Condensed-Matter Physics & Materials Science Seminar

The ground state of a superconductor is commonly described by a complex order parameter where the amplitude is a measure of the pair density (& energy gap), and the phase describes the long range order & supercurrent response to an applied field. Back in the early 70s at Bell Labs,
Testardi showed that laser light could be used to produce
non-equilibrium conditions in a superconductor. Pair-breaking by the laser resulted in an excess quasiparticle population and a decreased order parameter amplitude. A large number of studies followed to explore the ultra-fast dynamics of this non-equilibrium state, including the high-Tc cuprates. The NSLS has had an active program to study
non-equilibrium superconductivity by laser-pump, THz probe spectroscopy using pulsed synchrotron radiation.

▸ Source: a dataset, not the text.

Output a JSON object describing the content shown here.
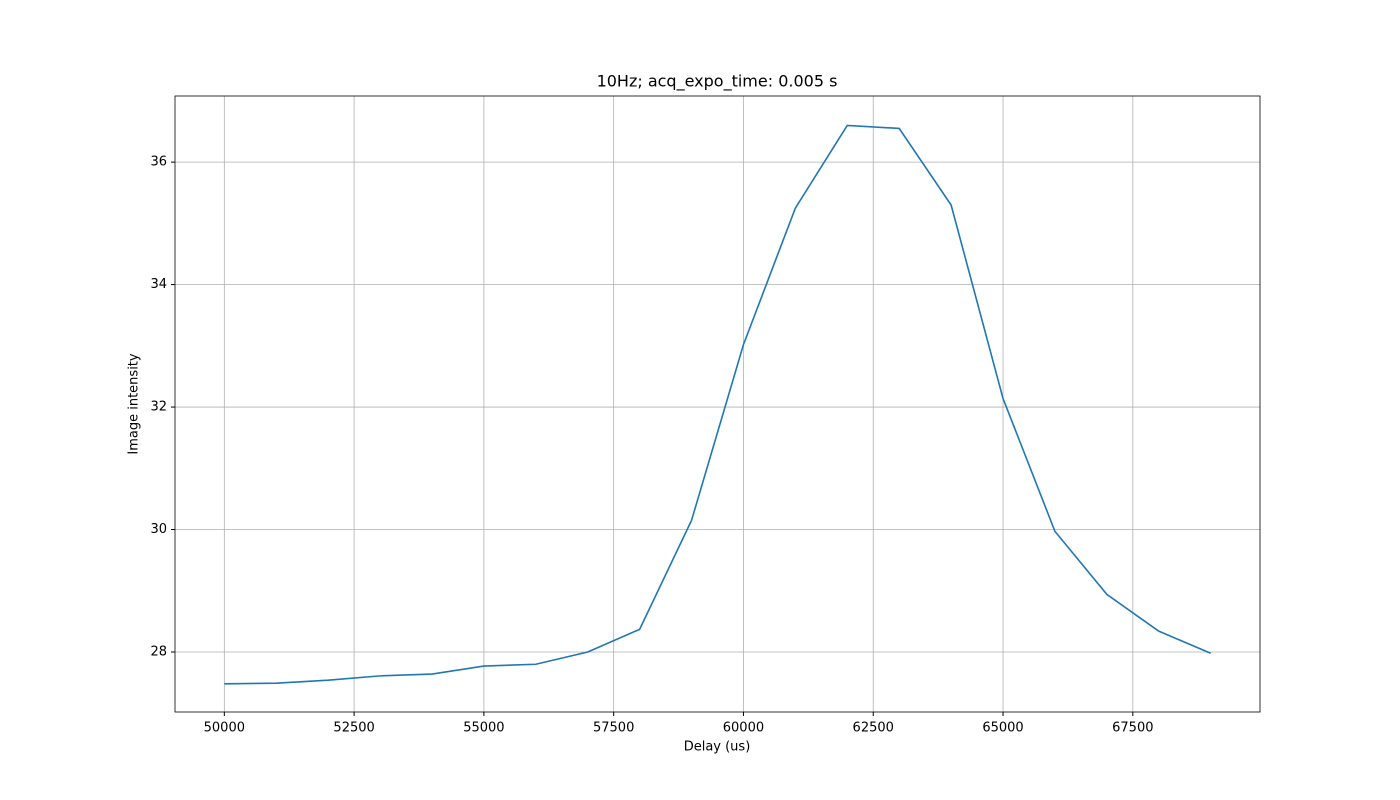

With the advent of linac-based sources of intense coherent THz pulses, a new type of non-equilibrium state for a superconductor can now be realized. The spectral content for such a pulse can be limited to photon energies below the threshold for pair-breaking, and the field strengths can be sufficiently large to drive large currents in the pair condensate, exceeding the critical current density on an ultra-fast time scale. In one sense, this corresponds to a state where the order parameter phase has been driven far from equilibrium - rather than the order parameter amplitude - resulting in the loss of long range order.
The nature of such a state and how it recovers is presently unknown.
This presentation will describe the NSLS Source Development Lab linac as a source of intense THz pulses and presents initial results for destroying superconductivity in a NbN film using a single sub-THz coherent pulse.